One space. What is *up *with you old fogeys and two spaces? Do you ring up the pharmacy on your rotary phone via a landline so you can make sure Ethel still carries those Little Liver Pills you take to keep away the palsy and the cattarh?
Come, join us here in the 21st century. It’s nice, I promise.
I learned 2. It’s a hard habit to break, so I’ll just keep using 2.
Why, you little punk! I’d smack you but I might wrench my shoulder.
shakes fist ineffectually
[Moderating]
This is just a reminder that altering quotes while retaining the attribution is against the rules even for comedic purposes. However, since your edit is invisible (which is part of the point) I won’t even make this a note.
Colibri
Moderator
TWO spaces. I like it. It’s perfect. One is too goddam few, and three would be extremely absurd foolishness.

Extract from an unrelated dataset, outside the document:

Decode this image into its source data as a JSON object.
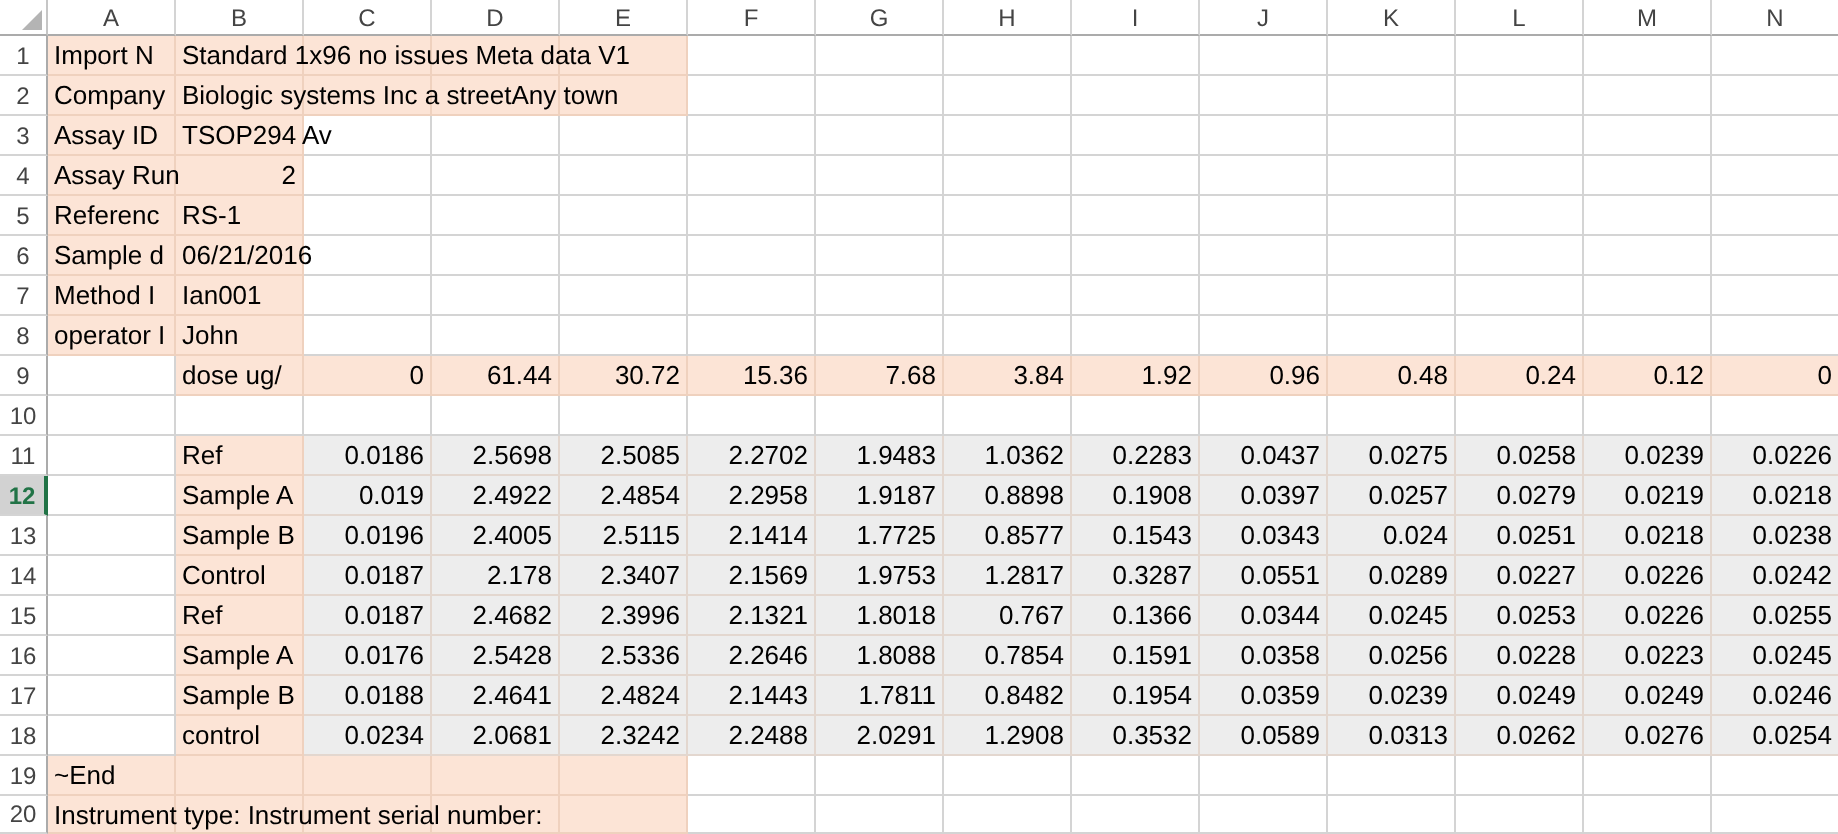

Okay, I’ll bite: WHY do you think it’s “too goddamn few” spaces to just have one? Does it make the text less readable for you? Or is it just muscle memory as you type, as Barkis and a few others seem to be implying?
To reinforce the point that Mr. Excellent was making:
The following sentences have one, two, and three spaces after the period respectively:
“Two. You’ll get my extra space when you pry it out of my cold, dead hand.”
“Two. You’ll get my extra space when you pry it out of my cold, dead hand.”
“Two. You’ll get my extra space when you pry it out of my cold, dead hand.”
On the screen, the spacing appears identical regardless of how many spaces you put after the period. So those of you who continue to include two spaces are simply typing additional characters that don’t have any visible effect on your screen text.
I mean, go ahead if the force of habit is that strong, but you should be aware it’s pointless.
Yeah, but it’s an extra step and kind of annoying.
I use 2 but really believe one is correct, but when I try to use one in a long work of any kind, it becomes filled with both one and two because it is automatic to use 2.
One. Two spaces looks odd, like someone randomly sprinkled extra white space throughout their writing.
When people submit stories to the archives I host, step one of cleaning up the documents is always to have word replace all double spaces with single spaces.
Did you check the 1959 edition?
I think I originally learned that two spaces is correct. But during high school I was fortunate enough to find and read a book called The PC is Not a Typewriter, which explained that one space is correct for proportional fonts. Had some other good tips too, like not mixing serif and sans-serif fonts in the same document.
Let’s leave the department of Agriculture out of it.
Don’t we have this discussion every couple of months.
One space. One space!!! I learned two in typewriting class, but that was in the late 80s/early 90s for monospaced fonts. On a proportionally spaced font, you are supposed to use a single space.
Actually, typographers have been using a single space in typeset materials since before there even were rotary phones.
My typing teacher in high school in the 70s taught us to use two spaces on a typewriter, but pointed out that we’d only use one if we ever worked professionally in layout, typesetting, graphic design, or any other field that worked with type.
One space has been the universally-correct answer since typewriters were replaced with word processors. I have a macro on every system I use that removes multiple spaces after punctuation. I didn’t worry about it too much when I was editor of a content-based website (as pointed out above, the Web removes multiple spaces automatically), but that macro was the first thing used on every document I received when I was a newspaper editor.
Assuming Word 2007, you can select the Word Round Button, click Word Options, click Proofing, click Writing Style: Settings, and for Spaces required between sentences choose one of “don’t check”, “1”, or “2”.